What an awesome family. Right? This was taken this past Sunday over at Stoney River for my 36th birthday. We are such a happy family, and wow am I blessed. A multi-race, functioning, nuclear family that is happy all the time… to which you could call BS, and I would just smile and nod. The reality is, this is truth and I believe it 100%.
Except for the happy all the time bit, because outside of this brief moment in time, I’ll let you in behind the scenes on what lead up to that night.
In the past week leading up to it, I was losing sleep because of our 4-year-old who still climbs in bed. I was losing sleep because of trying to control our finances down to the penny. I was losing sleep because of soccer and piano practices, games and recitals over the weekend, church responsibilities, and meeting up with some friends for dinner. All of this activity kept me on my toes, but I was losing sleep. Woe is me, right?
I was losing rest.
Not resting my body, or delegating some of the things that require energy caused me to lose sight and focus. This made it easier for me to lose patience with my wife, my kids, and coworkers. It also made it easier to be consumed by anxiety from thoughts of the past, which sometimes leads to sabotaging the relationships of whom I love most.

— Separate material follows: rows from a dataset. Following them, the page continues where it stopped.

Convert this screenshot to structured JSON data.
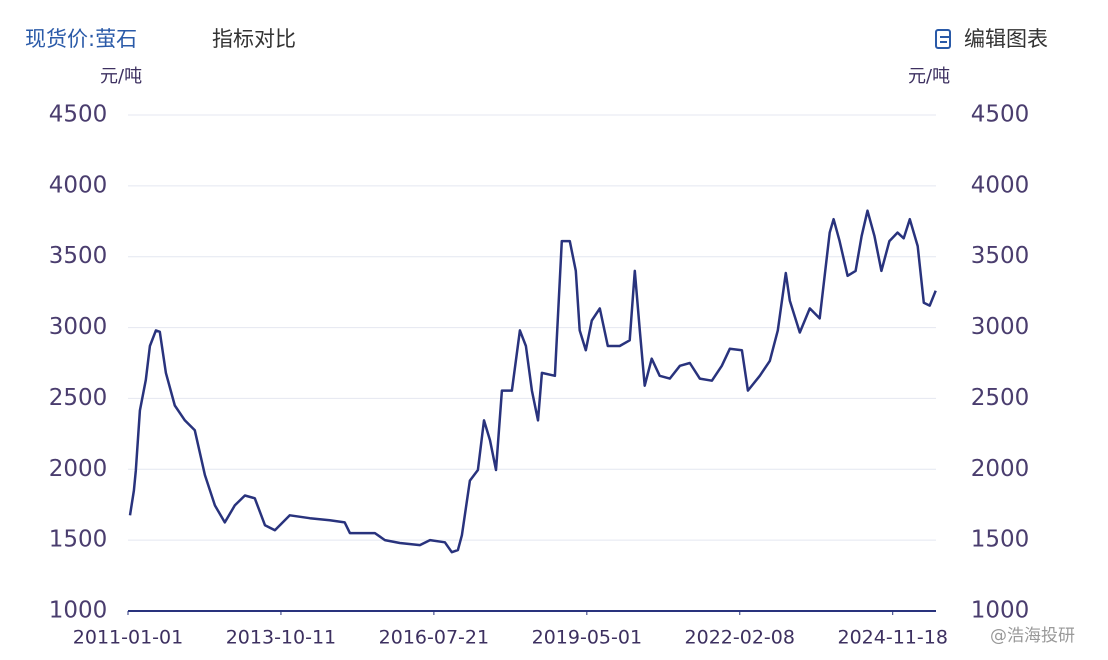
{
  "header": {
    "title": "现货价:萤石",
    "compare": "指标对比",
    "edit": "编辑图表"
  },
  "watermark": "@浩海投研",
  "chart_data": {
    "type": "line",
    "y_unit": "元/吨",
    "y2_unit": "元/吨",
    "color": "#29337d",
    "grid": true,
    "xlim": [
      "2011-01-01",
      "2025-09-01"
    ],
    "xticks": [
      "2011-01-01",
      "2013-10-11",
      "2016-07-21",
      "2019-05-01",
      "2022-02-08",
      "2024-11-18"
    ],
    "ylim": [
      1000,
      4500
    ],
    "yticks": [
      1000,
      1500,
      2000,
      2500,
      3000,
      3500,
      4000,
      4500
    ],
    "x": [
      "2011-01-14",
      "2011-02-09",
      "2011-02-22",
      "2011-03-21",
      "2011-04-29",
      "2011-05-26",
      "2011-07-05",
      "2011-07-31",
      "2011-09-09",
      "2011-11-07",
      "2012-01-13",
      "2012-03-19",
      "2012-05-25",
      "2012-07-30",
      "2012-10-04",
      "2012-12-09",
      "2013-02-14",
      "2013-04-21",
      "2013-06-27",
      "2013-09-01",
      "2013-12-09",
      "2014-04-20",
      "2014-08-31",
      "2014-12-08",
      "2015-01-11",
      "2015-06-26",
      "2015-08-31",
      "2015-12-08",
      "2016-04-19",
      "2016-06-25",
      "2016-10-02",
      "2016-11-17",
      "2016-12-27",
      "2017-01-23",
      "2017-03-17",
      "2017-05-09",
      "2017-06-18",
      "2017-07-28",
      "2017-09-06",
      "2017-10-15",
      "2017-12-20",
      "2018-02-11",
      "2018-03-23",
      "2018-05-02",
      "2018-06-11",
      "2018-07-07",
      "2018-10-01",
      "2018-11-16",
      "2019-01-08",
      "2019-02-17",
      "2019-03-15",
      "2019-04-24",
      "2019-06-03",
      "2019-07-26",
      "2019-09-17",
      "2019-12-05",
      "2020-02-09",
      "2020-03-14",
      "2020-04-16",
      "2020-05-19",
      "2020-07-04",
      "2020-08-26",
      "2020-11-01",
      "2021-01-07",
      "2021-03-14",
      "2021-05-19",
      "2021-08-07",
      "2021-10-12",
      "2021-12-04",
      "2022-02-22",
      "2022-04-03",
      "2022-06-21",
      "2022-08-26",
      "2022-10-18",
      "2022-12-10",
      "2023-01-06",
      "2023-03-13",
      "2023-05-18",
      "2023-07-23",
      "2023-09-27",
      "2023-10-23",
      "2023-12-02",
      "2024-01-24",
      "2024-03-17",
      "2024-04-26",
      "2024-06-04",
      "2024-07-20",
      "2024-09-04",
      "2024-10-27",
      "2024-12-20",
      "2025-01-30",
      "2025-03-11",
      "2025-05-03",
      "2025-06-12",
      "2025-07-21",
      "2025-08-30"
    ],
    "values": [
      1675,
      1850,
      1990,
      2415,
      2630,
      2870,
      2980,
      2970,
      2680,
      2450,
      2345,
      2275,
      1960,
      1745,
      1625,
      1745,
      1815,
      1795,
      1605,
      1570,
      1675,
      1655,
      1640,
      1625,
      1550,
      1550,
      1500,
      1480,
      1465,
      1500,
      1485,
      1415,
      1430,
      1535,
      1920,
      1995,
      2345,
      2205,
      1995,
      2555,
      2555,
      2980,
      2870,
      2555,
      2345,
      2680,
      2660,
      3610,
      3610,
      3400,
      2980,
      2840,
      3050,
      3135,
      2870,
      2870,
      2910,
      3400,
      2980,
      2590,
      2780,
      2660,
      2640,
      2730,
      2750,
      2640,
      2625,
      2730,
      2850,
      2840,
      2555,
      2660,
      2765,
      2980,
      3385,
      3190,
      2965,
      3135,
      3065,
      3670,
      3765,
      3610,
      3365,
      3400,
      3645,
      3825,
      3645,
      3400,
      3610,
      3670,
      3630,
      3765,
      3575,
      3175,
      3155,
      3260
    ]
  }
}
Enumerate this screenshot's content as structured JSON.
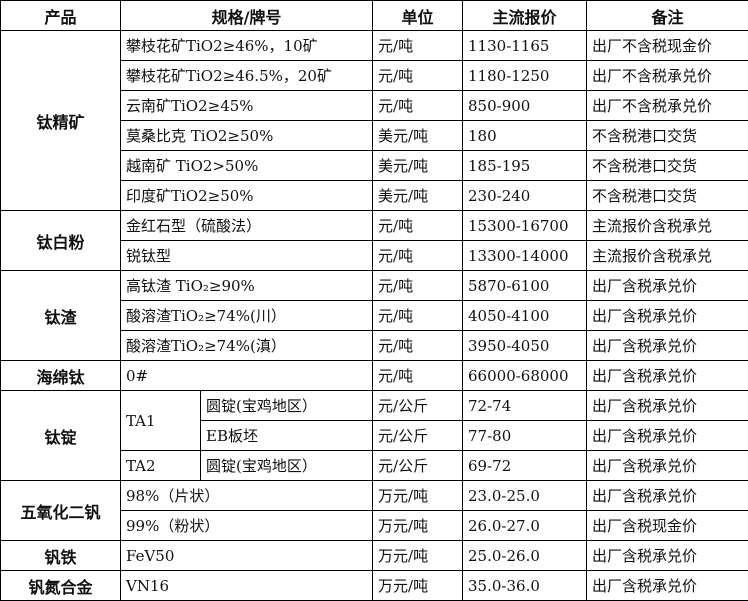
{
  "headers": {
    "product": "产品",
    "spec": "规格/牌号",
    "unit": "单位",
    "price": "主流报价",
    "note": "备注"
  },
  "groups": [
    {
      "product": "钛精矿",
      "rows": [
        {
          "spec": "攀枝花矿TiO2≥46%，10矿",
          "unit": "元/吨",
          "price": "1130-1165",
          "note": "出厂不含税现金价"
        },
        {
          "spec": "攀枝花矿TiO2≥46.5%，20矿",
          "unit": "元/吨",
          "price": "1180-1250",
          "note": "出厂不含税承兑价"
        },
        {
          "spec": "云南矿TiO2≥45%",
          "unit": "元/吨",
          "price": "850-900",
          "note": "出厂不含税承兑价"
        },
        {
          "spec": "莫桑比克 TiO2≥50%",
          "unit": "美元/吨",
          "price": "180",
          "note": "不含税港口交货"
        },
        {
          "spec": "越南矿 TiO2>50%",
          "unit": "美元/吨",
          "price": "185-195",
          "note": "不含税港口交货"
        },
        {
          "spec": "印度矿TiO2≥50%",
          "unit": "美元/吨",
          "price": "230-240",
          "note": "不含税港口交货"
        }
      ]
    },
    {
      "product": "钛白粉",
      "rows": [
        {
          "spec": "金红石型（硫酸法）",
          "unit": "元/吨",
          "price": "15300-16700",
          "note": "主流报价含税承兑"
        },
        {
          "spec": "锐钛型",
          "unit": "元/吨",
          "price": "13300-14000",
          "note": "主流报价含税承兑"
        }
      ]
    },
    {
      "product": "钛渣",
      "rows": [
        {
          "spec": "高钛渣 TiO₂≥90%",
          "unit": "元/吨",
          "price": "5870-6100",
          "note": "出厂含税承兑价"
        },
        {
          "spec": "酸溶渣TiO₂≥74%(川）",
          "unit": "元/吨",
          "price": "4050-4100",
          "note": "出厂含税承兑价"
        },
        {
          "spec": "酸溶渣TiO₂≥74%(滇）",
          "unit": "元/吨",
          "price": "3950-4050",
          "note": "出厂含税承兑价"
        }
      ]
    },
    {
      "product": "海绵钛",
      "rows": [
        {
          "spec": "0#",
          "unit": "元/吨",
          "price": "66000-68000",
          "note": "出厂含税承兑价"
        }
      ]
    },
    {
      "product": "钛锭",
      "rows": [
        {
          "grade": "TA1",
          "grade_span": 2,
          "spec": "圆锭(宝鸡地区）",
          "unit": "元/公斤",
          "price": "72-74",
          "note": "出厂含税承兑价"
        },
        {
          "spec": "EB板坯",
          "unit": "元/公斤",
          "price": "77-80",
          "note": "出厂含税承兑价"
        },
        {
          "grade": "TA2",
          "grade_span": 1,
          "spec": "圆锭(宝鸡地区）",
          "unit": "元/公斤",
          "price": "69-72",
          "note": "出厂含税承兑价"
        }
      ]
    },
    {
      "product": "五氧化二钒",
      "rows": [
        {
          "spec": "98%（片状）",
          "unit": "万元/吨",
          "price": "23.0-25.0",
          "note": "出厂含税承兑价"
        },
        {
          "spec": "99%（粉状）",
          "unit": "万元/吨",
          "price": "26.0-27.0",
          "note": "出厂含税现金价"
        }
      ]
    },
    {
      "product": "钒铁",
      "rows": [
        {
          "spec": "FeV50",
          "unit": "万元/吨",
          "price": "25.0-26.0",
          "note": "出厂含税承兑价"
        }
      ]
    },
    {
      "product": "钒氮合金",
      "rows": [
        {
          "spec": "VN16",
          "unit": "万元/吨",
          "price": "35.0-36.0",
          "note": "出厂含税承兑价"
        }
      ]
    }
  ]
}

I hate this part about me, but God doesn’t and he knows the struggle. In fact He’s probably frustrated as all get out watching me hold on to this burden because I have a tendency to think that I can control these thoughts, feelings and emotions. Come Monday, I was completely exhausted and compound that with what I think was a 24 hour virus, it made these afflictions 100x worse.
So I slept.
When I awoke, I just chuckled.
“Ha, I can control this? What a joke!”
It’s just harder some days than others to realize this truth.
God, I am blessed beyond measure and come to you with great thanks for my awesome family. I ask that you remind me to seek solace and peace through your word at times when I may be weak, so that I may find strength in you to carry me through.